BG Group earnings fall as Egyptian and US businesses hit

Sharp declines in the value of its Egyptian gas and US shale businesses have led to full-year earnings at BG Group falling by a third.

Writedowns of $2.4bn, flagged last week in a surprise profits and production warning, pushed the FTSE 100 oil and gas producer into a fourth-quarter post-tax loss of $1.1bn.

BG Group signalled last week that it would take a $1.3bn impairment on its Egyptian business as diversions of gas from export to domestic consumption forced it to declare force majeure in the country.

A glut in US shale gas also prompted it to trim planned production and book a further $1.1bn impairment charge.

Chris Finlayson, chief executive, said he hoped BG Group would have “sufficient flexibility to honour customer contracts” for the supply of liquefied natural gas cargoes. He pointed to a downturn in capital expenditure in the next two years as projects in Australia and Brazil came on stream.

The company would continue to consider a range of asset sales in a disposal programme that has already raised more than $8bn, he said. “Nothing is sacred in that process.”

Mr Finlayson reiterated guidance for production in 2015 to be in the range of 710,000 to 750,000 barrels of oil equivalent a day, buoyed by contributions from its $20.4bn LNG project in Queensland, Australia, where production is expected to begin by the end of the year.

Last week BG Group conceded that production could fall as low as 590,000 barrels, below last year’s total of 633,000, because of expected declines in Egypt and the US. That production warning prompted shares to fall 14 per cent to £10.82 on the day. By mid-morning trading on Tuesday they were up 1.4 per cent to £10.40.

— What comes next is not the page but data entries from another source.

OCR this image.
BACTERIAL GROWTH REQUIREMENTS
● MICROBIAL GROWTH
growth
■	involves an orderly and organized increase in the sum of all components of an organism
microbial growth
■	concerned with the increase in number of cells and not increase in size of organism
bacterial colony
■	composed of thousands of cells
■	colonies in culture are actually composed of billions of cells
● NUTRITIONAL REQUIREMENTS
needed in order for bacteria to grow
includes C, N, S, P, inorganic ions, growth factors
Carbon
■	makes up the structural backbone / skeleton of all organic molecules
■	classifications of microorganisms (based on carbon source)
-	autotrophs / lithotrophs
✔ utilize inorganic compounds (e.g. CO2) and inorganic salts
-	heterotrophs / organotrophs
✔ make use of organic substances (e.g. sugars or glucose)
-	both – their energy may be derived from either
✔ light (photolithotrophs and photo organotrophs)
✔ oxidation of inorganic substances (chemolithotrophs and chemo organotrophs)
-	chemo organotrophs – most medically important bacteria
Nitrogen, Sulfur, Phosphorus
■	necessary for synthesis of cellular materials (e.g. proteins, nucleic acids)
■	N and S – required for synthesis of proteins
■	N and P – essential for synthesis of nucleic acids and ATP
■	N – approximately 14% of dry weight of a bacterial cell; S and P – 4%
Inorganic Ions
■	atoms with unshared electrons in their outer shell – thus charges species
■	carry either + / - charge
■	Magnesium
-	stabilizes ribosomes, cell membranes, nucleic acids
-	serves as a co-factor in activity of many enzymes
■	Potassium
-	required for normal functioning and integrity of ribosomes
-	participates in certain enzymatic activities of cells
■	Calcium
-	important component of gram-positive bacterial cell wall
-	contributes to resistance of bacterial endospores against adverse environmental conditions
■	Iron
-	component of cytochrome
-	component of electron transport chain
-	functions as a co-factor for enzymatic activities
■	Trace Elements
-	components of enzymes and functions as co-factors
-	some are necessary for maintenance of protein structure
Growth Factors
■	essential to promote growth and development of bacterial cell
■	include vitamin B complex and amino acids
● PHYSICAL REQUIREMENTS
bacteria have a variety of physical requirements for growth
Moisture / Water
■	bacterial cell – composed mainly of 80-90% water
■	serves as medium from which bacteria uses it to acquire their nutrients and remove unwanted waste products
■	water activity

In spite of the expected production fall this year, Mr Finlayson said BG Group was on track to deliver positive cash flow by 2015 as capital expenditure across projects fell to the $8bn-$10bn range. Capital expenditure was $11.2bn, undershooting expectations of $12bn for 2013, and the company pointed to a further decline this year.

The writedowns on assets led to net earnings for the full year falling from $3.3bn to $2.2bn on revenues that edged up from $19bn to $19.1bn. A 10 per cent rise in total dividend for the year to 28.75 cents is payable from earnings per share of 64.8 cents.